As time passed I started to become accustom to the taste of the lemonade. My desire for the next sip became less and less. Something was missing. Then the moment struck! I want… no… I need some strawberries…. Mmmmmm strawberry lemonade would be great! So there I was, appreciative of my half full glass of lemonade but yearning for something a bit more, something that would make it
justttt a bit better.
Now out of a desire to continue to create the best lemonade I can, I started to realize that the half empty part of the glass is now the perfect place for the addition of strawberries. But these strawberries were not going to just magically emerge from the elements of the sun. I am going to have to leave my comfort zone and finish creating my plan to enhance my wonderful glass of lemonade. Despite the opposing opinion of my body to leave this comfort zone, I managed to get up and make my way to the kitchen to add the strawberries.

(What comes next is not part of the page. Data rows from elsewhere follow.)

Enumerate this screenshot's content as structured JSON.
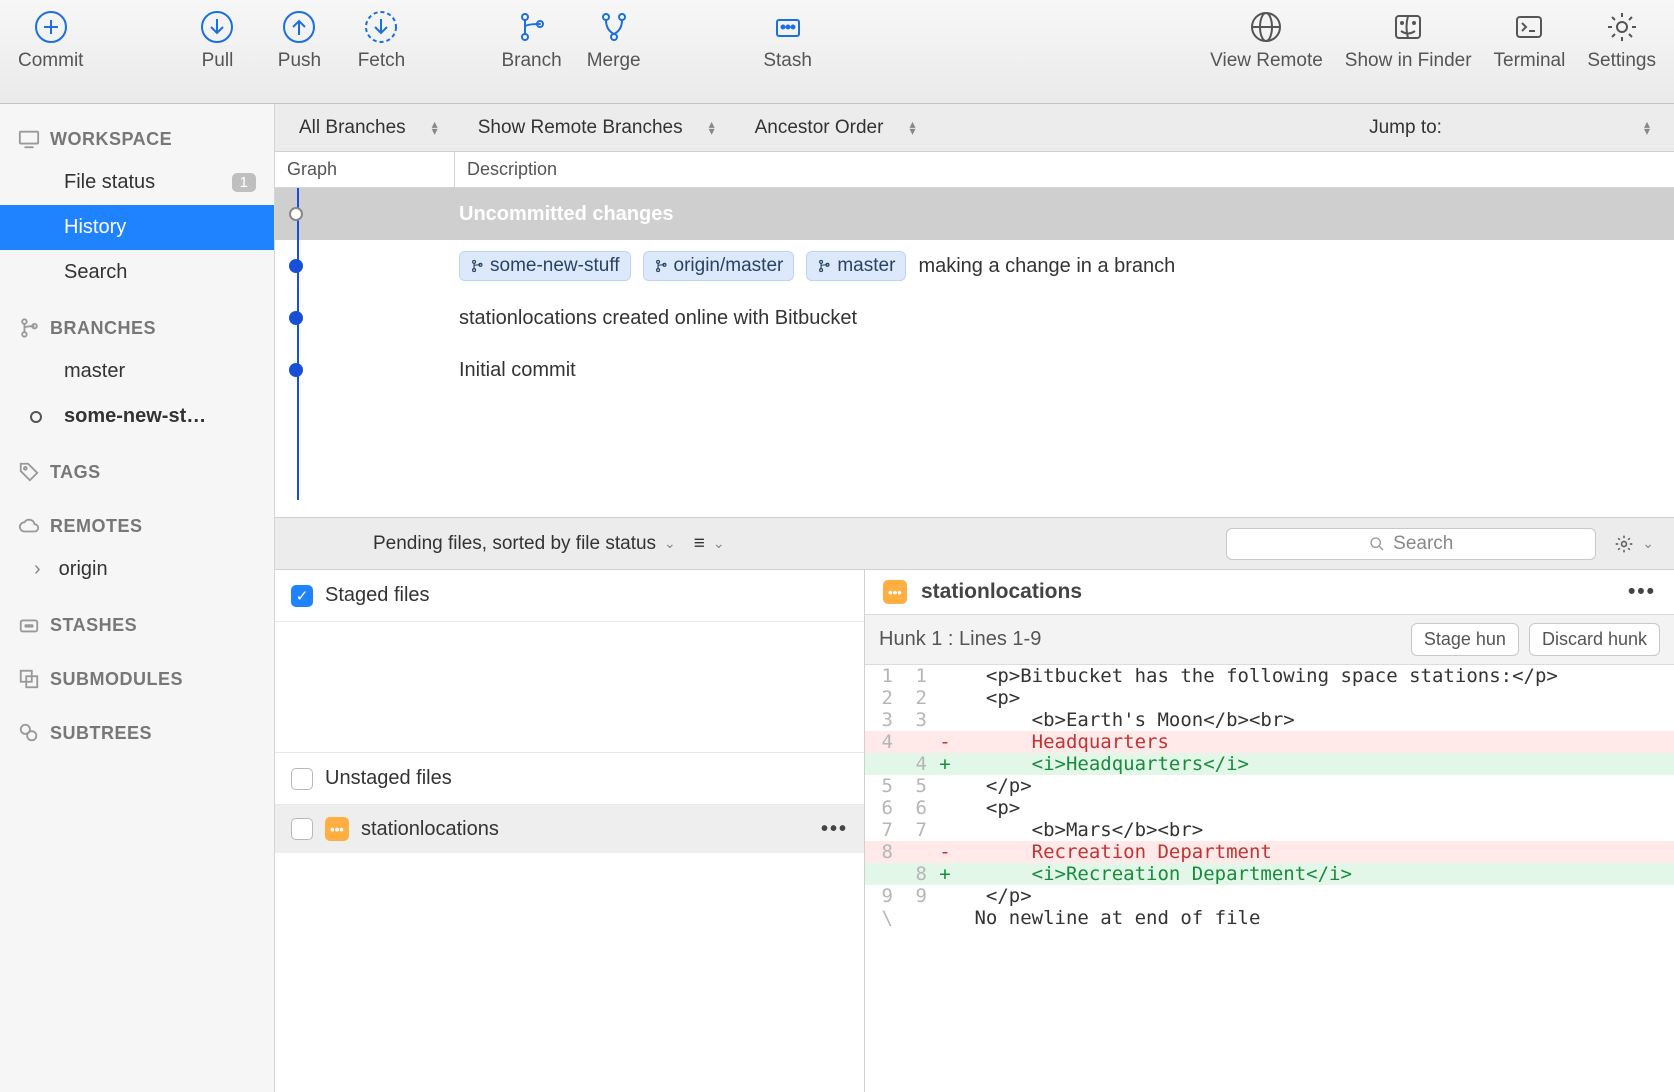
{
  "toolbar": {
    "left": [
      {
        "id": "commit",
        "label": "Commit"
      },
      {
        "id": "pull",
        "label": "Pull"
      },
      {
        "id": "push",
        "label": "Push"
      },
      {
        "id": "fetch",
        "label": "Fetch"
      }
    ],
    "mid": [
      {
        "id": "branch",
        "label": "Branch"
      },
      {
        "id": "merge",
        "label": "Merge"
      },
      {
        "id": "stash",
        "label": "Stash"
      }
    ],
    "right": [
      {
        "id": "view-remote",
        "label": "View Remote"
      },
      {
        "id": "show-finder",
        "label": "Show in Finder"
      },
      {
        "id": "terminal",
        "label": "Terminal"
      },
      {
        "id": "settings",
        "label": "Settings"
      }
    ]
  },
  "sidebar": {
    "workspace": {
      "header": "WORKSPACE",
      "items": [
        {
          "label": "File status",
          "badge": "1"
        },
        {
          "label": "History",
          "active": true
        },
        {
          "label": "Search"
        }
      ]
    },
    "branches": {
      "header": "BRANCHES",
      "items": [
        {
          "label": "master"
        },
        {
          "label": "some-new-st…",
          "current": true
        }
      ]
    },
    "tags": {
      "header": "TAGS"
    },
    "remotes": {
      "header": "REMOTES",
      "items": [
        {
          "label": "origin",
          "expandable": true
        }
      ]
    },
    "stashes": {
      "header": "STASHES"
    },
    "submodules": {
      "header": "SUBMODULES"
    },
    "subtrees": {
      "header": "SUBTREES"
    }
  },
  "filter": {
    "branches": "All Branches",
    "show_remote": "Show Remote Branches",
    "order": "Ancestor Order",
    "jump": "Jump to:"
  },
  "columns": {
    "graph": "Graph",
    "desc": "Description"
  },
  "commits": [
    {
      "type": "uncommitted",
      "desc": "Uncommitted changes"
    },
    {
      "type": "commit",
      "pills": [
        "some-new-stuff",
        "origin/master",
        "master"
      ],
      "desc": "making a change in a branch"
    },
    {
      "type": "commit",
      "desc": "stationlocations created online with Bitbucket"
    },
    {
      "type": "commit",
      "desc": "Initial commit"
    }
  ],
  "pending": {
    "label": "Pending files, sorted by file status",
    "search_placeholder": "Search"
  },
  "files": {
    "staged_header": "Staged files",
    "unstaged_header": "Unstaged files",
    "unstaged": [
      {
        "name": "stationlocations"
      }
    ]
  },
  "diff": {
    "filename": "stationlocations",
    "hunk": "Hunk 1 : Lines 1-9",
    "stage_btn": "Stage hun",
    "discard_btn": "Discard hunk",
    "lines": [
      {
        "ol": "1",
        "nl": "1",
        "t": " ",
        "c": "  <p>Bitbucket has the following space stations:</p>"
      },
      {
        "ol": "2",
        "nl": "2",
        "t": " ",
        "c": "  <p>"
      },
      {
        "ol": "3",
        "nl": "3",
        "t": " ",
        "c": "      <b>Earth's Moon</b><br>"
      },
      {
        "ol": "4",
        "nl": "",
        "t": "-",
        "c": "      Headquarters"
      },
      {
        "ol": "",
        "nl": "4",
        "t": "+",
        "c": "      <i>Headquarters</i>"
      },
      {
        "ol": "5",
        "nl": "5",
        "t": " ",
        "c": "  </p>"
      },
      {
        "ol": "6",
        "nl": "6",
        "t": " ",
        "c": "  <p>"
      },
      {
        "ol": "7",
        "nl": "7",
        "t": " ",
        "c": "      <b>Mars</b><br>"
      },
      {
        "ol": "8",
        "nl": "",
        "t": "-",
        "c": "      Recreation Department"
      },
      {
        "ol": "",
        "nl": "8",
        "t": "+",
        "c": "      <i>Recreation Department</i>"
      },
      {
        "ol": "9",
        "nl": "9",
        "t": " ",
        "c": "  </p>"
      },
      {
        "ol": "\\",
        "nl": "",
        "t": " ",
        "c": " No newline at end of file"
      }
    ]
  }
}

So good!… Totally worth the trek to the kitchen, especially once I made it back to my seat on the patio. Back in my comfort zone I had a mini epiphany. It was obvious that I don’t want to be the person that views the glass as half empty because I will always be feeling inadequate, but I cannot always view the glass as half full because I will become too content and will not create an atmosphere of growth. The way I want to approach life is by being content and appreciative of the fullness of the glass but also recognize the emptiness as room for growth. The fullness of the glass is the person I am today but the emptiness is the person I will soon be.